How is this a mistake?


Because it wiped out most of your advantage.
27.. Bc5 would have forced your opponent to move his queen off the diagonal leading to the king. THEN, Nxc2 would have been check.
The way you did it, there was no check. White could have played Qd5+, saving his queen.

I failed to see that move, which is great. But my black knight would still be in the diagonal, and with two rooks on the horizontal, a mate wouldn't have materialized within a couple of moves. I figure trading a pawn/knight for a rook might be advantageous. In any case, my opponent blundered and gave up the queen and then resigned.

@JVG29 That's definitely good reasoning.

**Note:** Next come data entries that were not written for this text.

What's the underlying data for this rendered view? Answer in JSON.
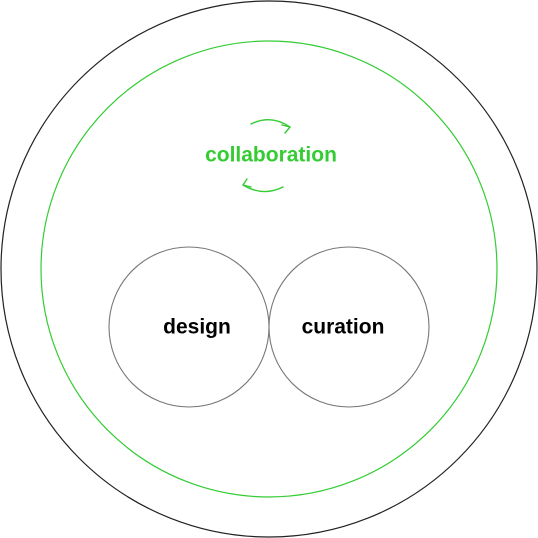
{
  "labels": {
    "collaboration": "collaboration",
    "design": "design",
    "curation": "curation"
  },
  "colors": {
    "outer_ring": "#222222",
    "inner_ring": "#33cc33",
    "venn_circles": "#777777",
    "accent_text": "#33cc33",
    "body_text": "#000000",
    "background": "#ffffff"
  },
  "icons": {
    "cycle_arrows": "cycle-arrows-icon"
  }
}
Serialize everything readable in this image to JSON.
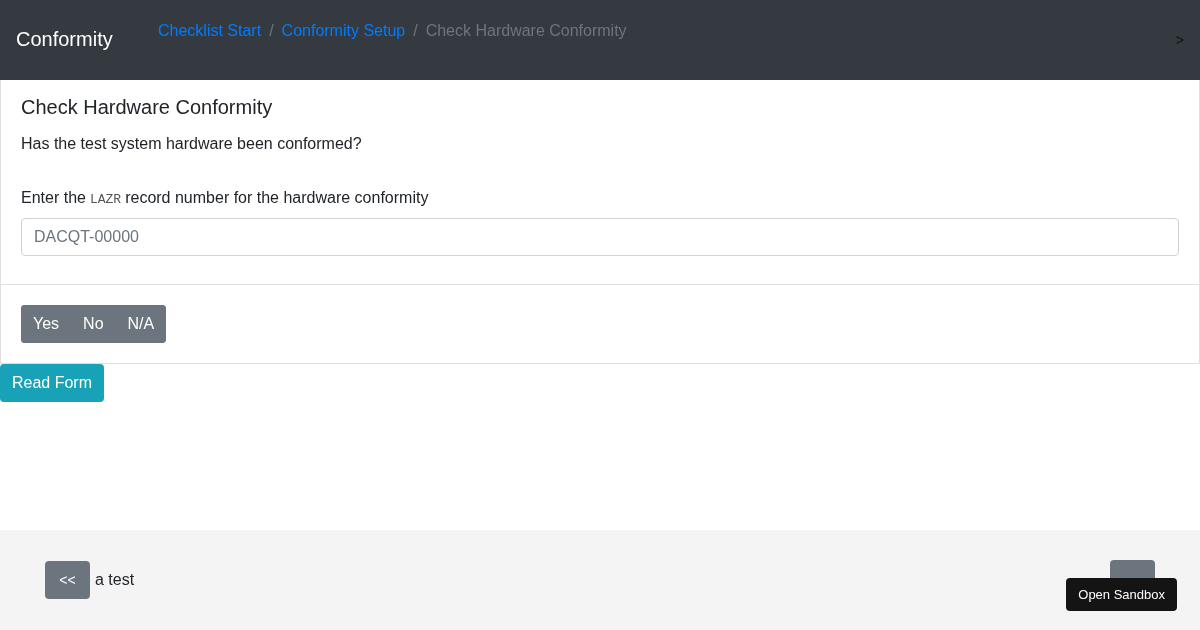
{
  "navbar": {
    "brand": "Conformity",
    "breadcrumbs": [
      {
        "label": "Checklist Start",
        "active": false
      },
      {
        "label": "Conformity Setup",
        "active": false
      },
      {
        "label": "Check Hardware Conformity",
        "active": true
      }
    ],
    "separator": "/",
    "toggle": ">"
  },
  "card": {
    "title": "Check Hardware Conformity",
    "question": "Has the test system hardware been conformed?",
    "field_label": [
      {
        "kind": "text",
        "text": "Enter the"
      },
      {
        "kind": "code",
        "text": "LAZR"
      },
      {
        "kind": "text",
        "text": "record number for the hardware conformity"
      }
    ],
    "field": {
      "placeholder": "DACQT-00000"
    },
    "choices": [
      {
        "label": "Yes",
        "selected": false
      },
      {
        "label": "No",
        "selected": false
      },
      {
        "label": "N/A",
        "selected": false
      }
    ]
  },
  "read_form_button": "Read Form",
  "footer": {
    "prev_button": "<<",
    "prev_label": "a test",
    "tooltip": "Open Sandbox"
  }
}
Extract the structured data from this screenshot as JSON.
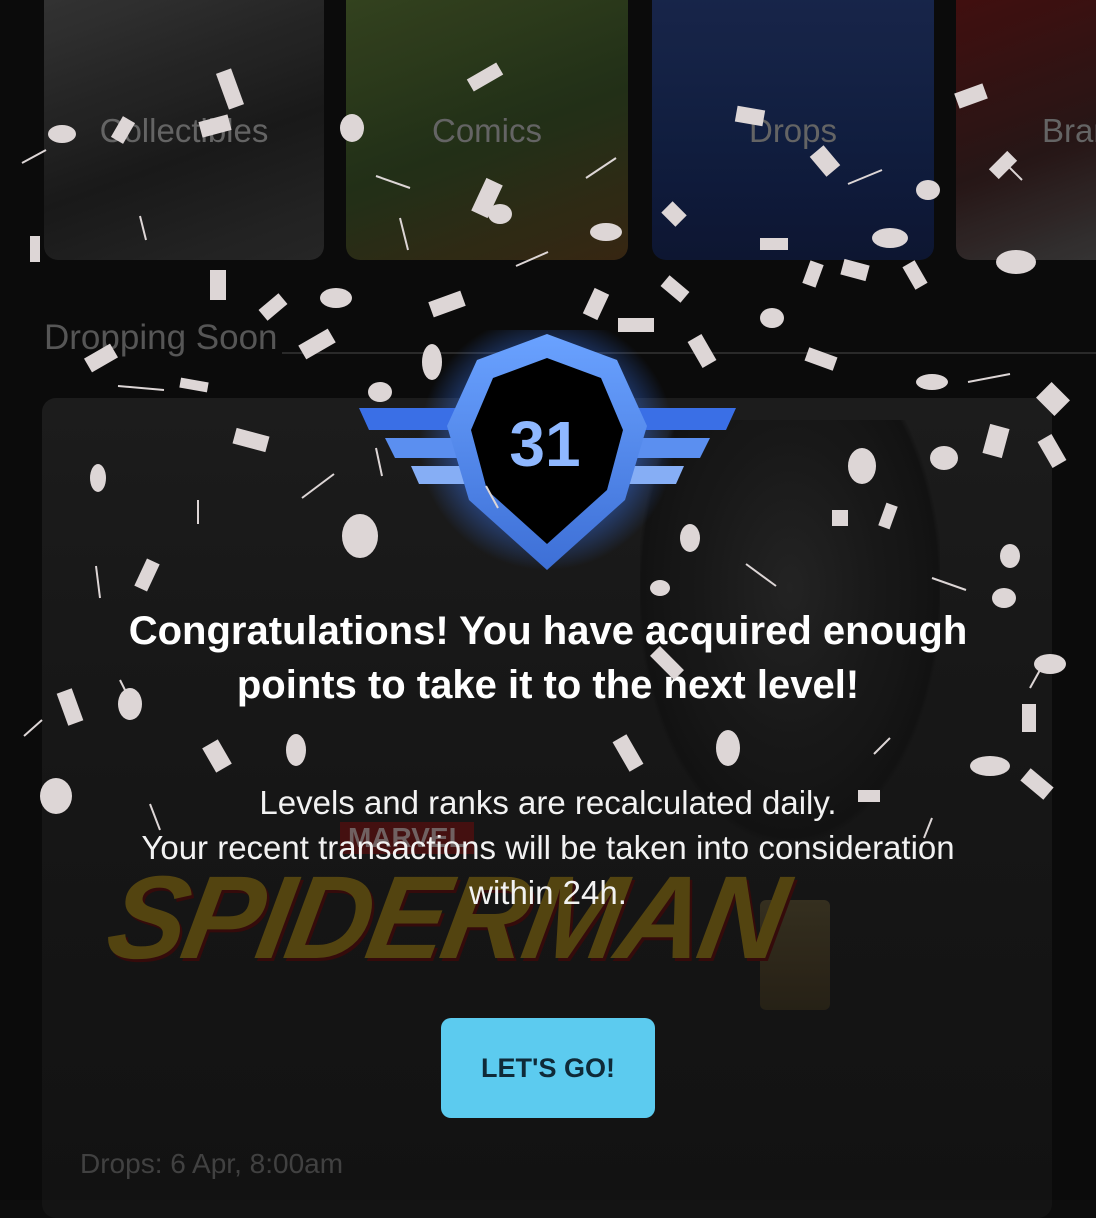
{
  "categories": [
    {
      "label": "Collectibles"
    },
    {
      "label": "Comics"
    },
    {
      "label": "Drops"
    },
    {
      "label": "Brands"
    }
  ],
  "section_title": "Dropping Soon",
  "drop_card": {
    "brand_tag": "MARVEL",
    "title": "SPIDERMAN",
    "date": "Drops: 6 Apr, 8:00am"
  },
  "modal": {
    "level": "31",
    "headline_line1": "Congratulations! You have acquired enough",
    "headline_line2": "points to take it to the next level!",
    "info_line1": "Levels and ranks are recalculated daily.",
    "info_line2": "Your recent transactions will be taken into consideration",
    "info_line3": "within 24h.",
    "button_label": "LET'S GO!"
  },
  "colors": {
    "accent": "#5ccbef",
    "badge_blue": "#4a86e8",
    "confetti": "#ddd6d6"
  }
}
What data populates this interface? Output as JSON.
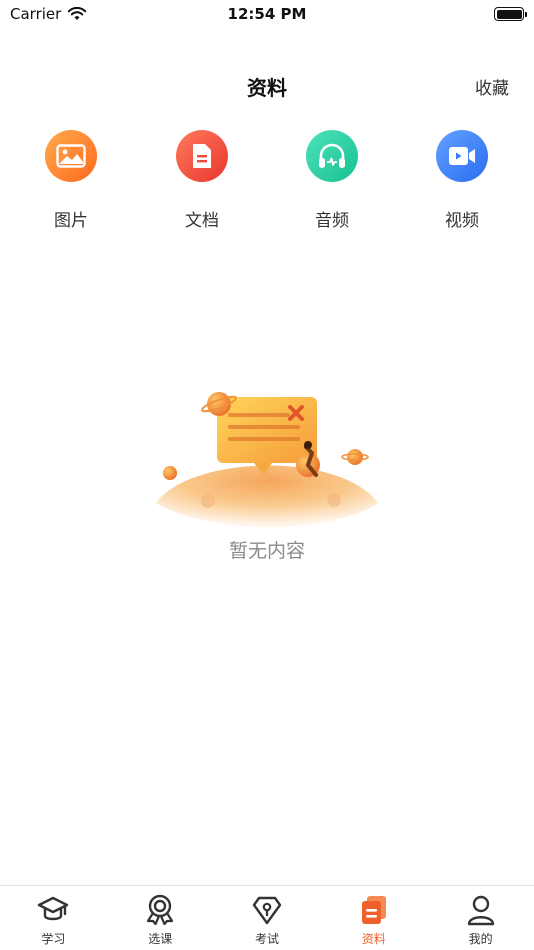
{
  "status_bar": {
    "carrier": "Carrier",
    "time": "12:54 PM",
    "battery_level": 1.0
  },
  "nav": {
    "title": "资料",
    "right_action": "收藏"
  },
  "categories": [
    {
      "label": "图片",
      "icon": "image-icon",
      "color_from": "#ff9a3c",
      "color_to": "#ff6a1f"
    },
    {
      "label": "文档",
      "icon": "document-icon",
      "color_from": "#ff6a5a",
      "color_to": "#e83a32"
    },
    {
      "label": "音频",
      "icon": "headphones-icon",
      "color_from": "#45dfb4",
      "color_to": "#18c495"
    },
    {
      "label": "视频",
      "icon": "video-icon",
      "color_from": "#5c9bff",
      "color_to": "#2f6ff0"
    }
  ],
  "empty_state": {
    "text": "暂无内容"
  },
  "tab_bar": {
    "active_color": "#f0602b",
    "items": [
      {
        "label": "学习",
        "icon": "graduation-cap-icon",
        "active": false
      },
      {
        "label": "选课",
        "icon": "award-ribbon-icon",
        "active": false
      },
      {
        "label": "考试",
        "icon": "pen-nib-icon",
        "active": false
      },
      {
        "label": "资料",
        "icon": "files-icon",
        "active": true
      },
      {
        "label": "我的",
        "icon": "person-icon",
        "active": false
      }
    ]
  }
}
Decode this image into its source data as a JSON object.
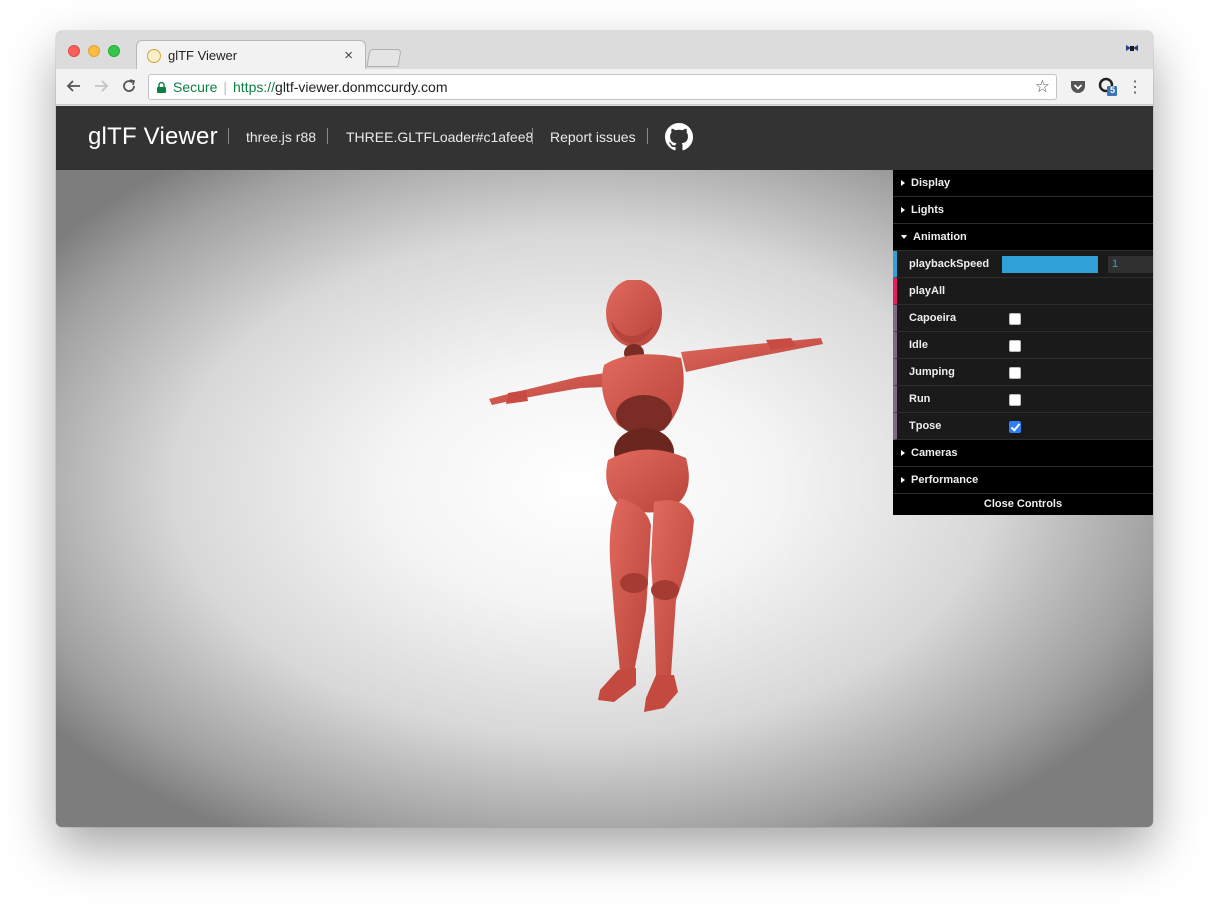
{
  "browser": {
    "tab_title": "glTF Viewer",
    "tab_close": "×",
    "secure_label": "Secure",
    "url_scheme": "https://",
    "url_host": "gltf-viewer.donmccurdy.com",
    "ext_badge": "5"
  },
  "header": {
    "brand": "glTF Viewer",
    "links": [
      "three.js r88",
      "THREE.GLTFLoader#c1afee8",
      "Report issues"
    ]
  },
  "gui": {
    "folders_top": [
      "Display",
      "Lights"
    ],
    "animation_folder": "Animation",
    "playback_label": "playbackSpeed",
    "playback_value": "1",
    "playback_fraction": 1.0,
    "playall_label": "playAll",
    "clips": [
      {
        "label": "Capoeira",
        "checked": false
      },
      {
        "label": "Idle",
        "checked": false
      },
      {
        "label": "Jumping",
        "checked": false
      },
      {
        "label": "Run",
        "checked": false
      },
      {
        "label": "Tpose",
        "checked": true
      }
    ],
    "folders_bottom": [
      "Cameras",
      "Performance"
    ],
    "close_label": "Close Controls"
  },
  "colors": {
    "model": "#d4564c",
    "slider": "#2fa1d6",
    "header_bg": "#333333"
  }
}
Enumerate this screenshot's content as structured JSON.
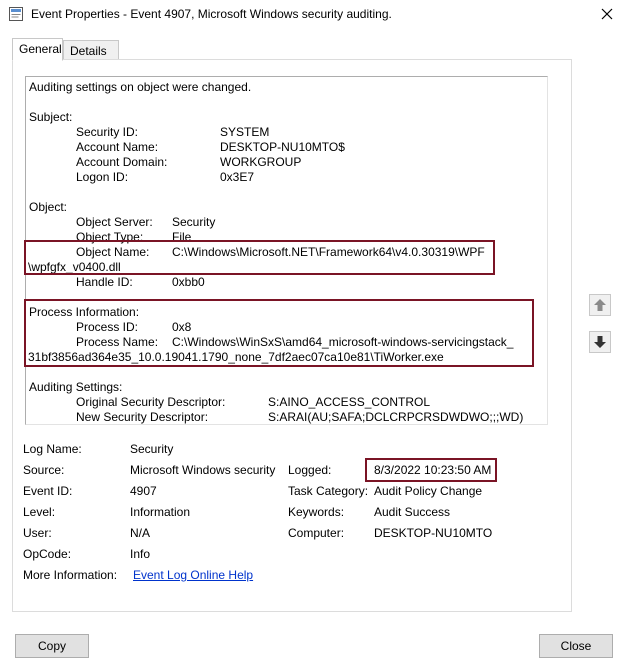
{
  "window": {
    "title": "Event Properties - Event 4907, Microsoft Windows security auditing."
  },
  "tabs": [
    {
      "label": "General",
      "active": true
    },
    {
      "label": "Details",
      "active": false
    }
  ],
  "description": {
    "lines": [
      "Auditing settings on object were changed.",
      "Subject:",
      "Security ID:",
      "SYSTEM",
      "Account Name:",
      "DESKTOP-NU10MTO$",
      "Account Domain:",
      "WORKGROUP",
      "Logon ID:",
      "0x3E7",
      "Object:",
      "Object Server:",
      "Security",
      "Object Type:",
      "File",
      "Object Name:",
      "C:\\Windows\\Microsoft.NET\\Framework64\\v4.0.30319\\WPF",
      "\\wpfgfx_v0400.dll",
      "Handle ID:",
      "0xbb0",
      "Process Information:",
      "Process ID:",
      "0x8",
      "Process Name:",
      "C:\\Windows\\WinSxS\\amd64_microsoft-windows-servicingstack_",
      "31bf3856ad364e35_10.0.19041.1790_none_7df2aec07ca10e81\\TiWorker.exe",
      "Auditing Settings:",
      "Original Security Descriptor:",
      "S:AINO_ACCESS_CONTROL",
      "New Security Descriptor:",
      "S:ARAI(AU;SAFA;DCLCRPCRSDWDWO;;;WD)"
    ]
  },
  "details": {
    "log_name_label": "Log Name:",
    "log_name": "Security",
    "source_label": "Source:",
    "source": "Microsoft Windows security",
    "logged_label": "Logged:",
    "logged": "8/3/2022 10:23:50 AM",
    "event_id_label": "Event ID:",
    "event_id": "4907",
    "task_category_label": "Task Category:",
    "task_category": "Audit Policy Change",
    "level_label": "Level:",
    "level": "Information",
    "keywords_label": "Keywords:",
    "keywords": "Audit Success",
    "user_label": "User:",
    "user": "N/A",
    "computer_label": "Computer:",
    "computer": "DESKTOP-NU10MTO",
    "opcode_label": "OpCode:",
    "opcode": "Info",
    "more_info_label": "More Information:",
    "more_info_link": "Event Log Online Help"
  },
  "buttons": {
    "copy": "Copy",
    "close": "Close"
  },
  "icons": {
    "app": "event-properties-icon",
    "close": "close-icon",
    "up": "arrow-up-icon",
    "down": "arrow-down-icon"
  },
  "colors": {
    "highlight": "#7a1425",
    "link": "#0033cc"
  }
}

There was also an issue with my opponent being down to about 30 seconds on their clock, and at our level, I don't think either of us necessarily can think that many moves ahead with one eye on the timer, which worked out well for me. But thanks for the lesson.

Obviously it's a mistake; the best move is to pin the White Queen to the White King!!! Nothing better. Bc4!!
There is no Bishop going to c4. Did you mean Bc5? I would not say, that is a good move, because it does not pin the white queen, the knight is still on e6 and the queen can easyly take on d5 whith check.
The knightmove is not good because just of this move, Qxd5 and then Txe7 and slowly the noose is tightening.